How to Choose Server Certificate

Server certificate has two functions: to encrypt data, and confirm, that your server is "whoever it says it is".

For the data encryption, it is enough to have a Self-signed Certificate but to prove server identity, you need to obtain a certificate from a Certificate Authority.

Self-signed certificates will work, but they will be not enough for servers, communicating with your server. They will need to be sure, that your server is who it claims to be, and your server claims to be whatever is the value of the Local Host field at Settings - Options - General.. It should be a fully qualified domain name, something like mail.mydomain.com.

The same name, mail.mydomain.com, should be given to users as SMTP, IMAP (or POP3) server address and the same name should be listed as an MX record for domains your server serves.

We will need to obtain a certificate associated with the identity of your server, mail.mydomain.com. And, we should understand, that identity of our server has nothing to do with the domains it serves, domains, listed on the Domains & Users tab on your Mail Server UI.

Steps for Obtaining the Server Certificate

There are multiple ways of obtaining the certificate. We will give an example of doing it at ssls.com.

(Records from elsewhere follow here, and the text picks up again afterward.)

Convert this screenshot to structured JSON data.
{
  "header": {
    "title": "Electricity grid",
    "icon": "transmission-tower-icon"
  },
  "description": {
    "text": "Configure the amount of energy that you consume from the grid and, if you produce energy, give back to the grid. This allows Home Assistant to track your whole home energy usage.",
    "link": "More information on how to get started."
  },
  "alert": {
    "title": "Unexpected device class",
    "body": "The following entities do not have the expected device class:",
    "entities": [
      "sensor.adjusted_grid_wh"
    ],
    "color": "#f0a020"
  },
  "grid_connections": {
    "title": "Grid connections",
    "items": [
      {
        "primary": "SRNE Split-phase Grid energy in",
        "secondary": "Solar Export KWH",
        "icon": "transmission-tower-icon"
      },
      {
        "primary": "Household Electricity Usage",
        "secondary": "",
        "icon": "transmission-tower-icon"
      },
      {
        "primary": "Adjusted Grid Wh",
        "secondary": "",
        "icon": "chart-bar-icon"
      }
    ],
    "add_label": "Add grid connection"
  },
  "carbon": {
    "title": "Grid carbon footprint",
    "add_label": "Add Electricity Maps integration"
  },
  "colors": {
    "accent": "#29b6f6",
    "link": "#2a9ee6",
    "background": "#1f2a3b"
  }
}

Let's assume, we are ordering the certificate for mail.mydomain.com. Before we begin, we will have to ensure that the account admin@mydomain.com exists, and is accessible, because we will need to prove to SSL, that the domain mydomain.com belongs to us. An email will be sent to that address, and we will need to follow instructions there to validate that we own the domain.

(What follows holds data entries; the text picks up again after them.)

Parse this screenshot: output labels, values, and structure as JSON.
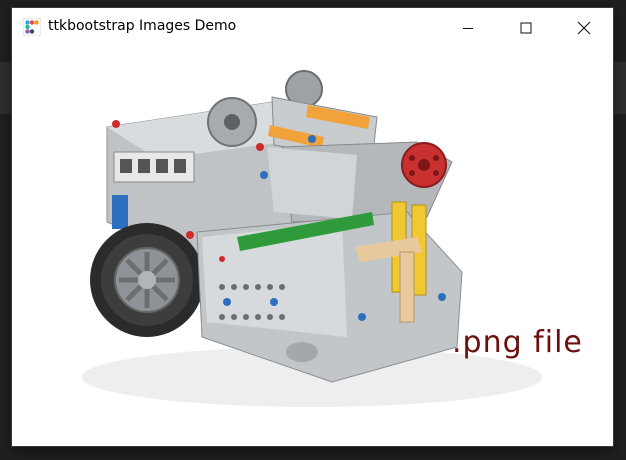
{
  "window": {
    "title": "ttkbootstrap Images Demo",
    "buttons": {
      "minimize": "minimize-icon",
      "maximize": "maximize-icon",
      "close": "close-icon"
    }
  },
  "content": {
    "image_label": ".png file",
    "image_subject": "robot-image",
    "label_color": "#6b0f0f"
  },
  "colors": {
    "window_bg": "#ffffff",
    "backdrop": "#202020"
  }
}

• Create an account at ssls.com, if you don't have one, and log in.
• Select PositiveSSL. There is no need to select the certificate which also validates your organization. Of course, those stronger certificates will work too, but we just need to validate our domain, not an organization;
• Follow the instructions. Select that you are willing to create a certificate request in the browser. Then, download the zip file, which contains your private key. The file will be named mail_mydomain_com.zip. It will contain a single file, mail_mydomain_com_key.txt. Unzip it, and place in folder C:\Cert;
• At some point, you will be prompted that you need to validate that the domain mydomain.com belongs to you. Select, that you are willing to validate via email, and request the email to be sent to admin@mydomain.com;
• When the email arrives, follow the instructions, go to the provided link, and enter provided validation code;
• After a few minutes, you will receive another email to an account, associated with your SSLS.com account. It will have an attachment - a zip file mail_mydomain_com.zip, containing two files: mail_mydomain_com.crt and mail_mydomain_com-bundle. We don't need the "bundle" file. Extract the file mail_mydomain_com.crt into the same folder, where you extracted the private key (C:\Cert);
• RENAME the file mail_mydomain_com_key.txt in C:\Cert to mail_mydomain_com.key;
• From the command prompt, go to the folder C:\Cert, and execute the following command:

                    Certutil -mergepfx mail_mydomain_com.crt mail_mydomain_com.pfx
                  

  You will be prompted to create a password, and confirm it;
• Now, you can import the certificate into the windows store and use it in your mail server from the store, or use the pfx file directly.